Her rescue came the day after another three-year-old girl and a 14-year-old girl were also pulled out alive from collapsed buildings in Izmir, Turkey’s third-largest city.

The death toll climbed to 112 after emergency crews retrieved more bodies from toppled buildings in the city. Officials said 138 survivors were still in hospital, with three in serious condition.

“We will not lose hope (about finding survivors) until our search and rescue efforts reach the last person under the wreck,” President Recep Tayyip Erdogan said after a cabinet meeting.

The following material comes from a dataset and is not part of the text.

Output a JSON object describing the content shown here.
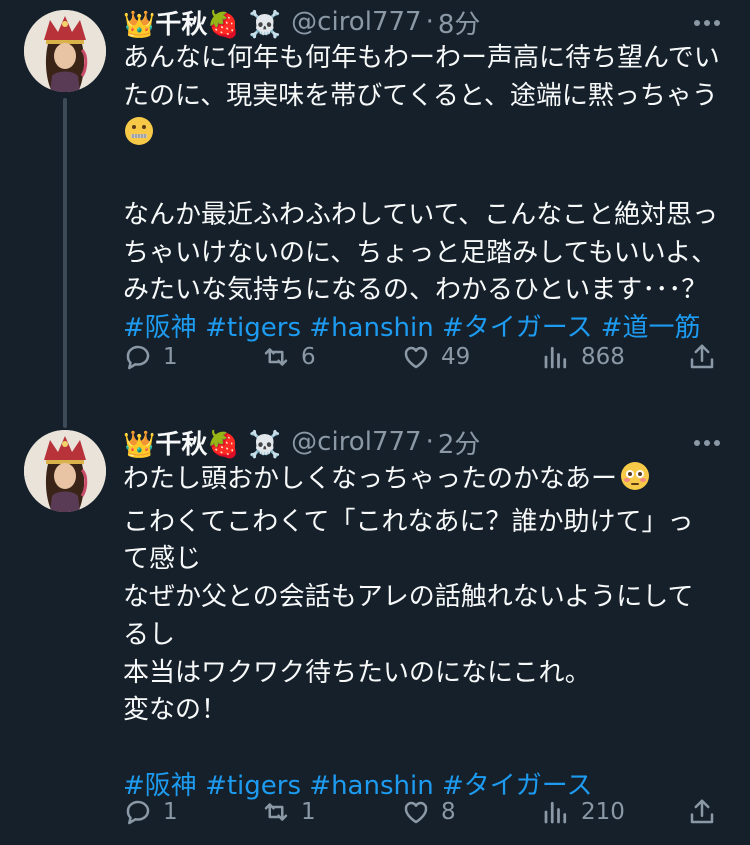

He said around 6,700 people who had lost their homes or were too frightened to return to them were being temporarily housed in tents. Authorities are assembling containers to house the survivors, he added.

Recep Tayyip Erdogan
Recep Tayyip Erdogan (Turkish Presidency/AP

The US Geological Survey registered the quake’s magnitude at 7.0, though other agencies recorded it as less severe.

The vast majority of the deaths and 1,000 injuries occurred in Izmir. Two teenagers also died and 19 people were injured on the Greek island of Samos, near the quake’s epicentre in the Aegean Sea.

The quake triggered a small tsunami that hit Samos and the Seferihisar district of Izmir province, where one elderly woman drowned. The tremors were felt across western Turkey, including in Istanbul, as well as in the Greek capital of Athens. Hundreds of aftershocks followed.

In Izmir, the quake reduced buildings to rubble or saw floors pancake in on themselves, and authorities detained nine people, including contractors, for questioning over the collapse of six buildings.

Turkey has a mix of older buildings and cheap or illegal constructions that do not withstand earthquakes well. Regulations have been tightened to strengthen or demolish older buildings, and urban renewal is under way in Turkish cities, but experts say it is not happening fast enough.

The country sits on top of two major fault lines and earthquakes are frequent.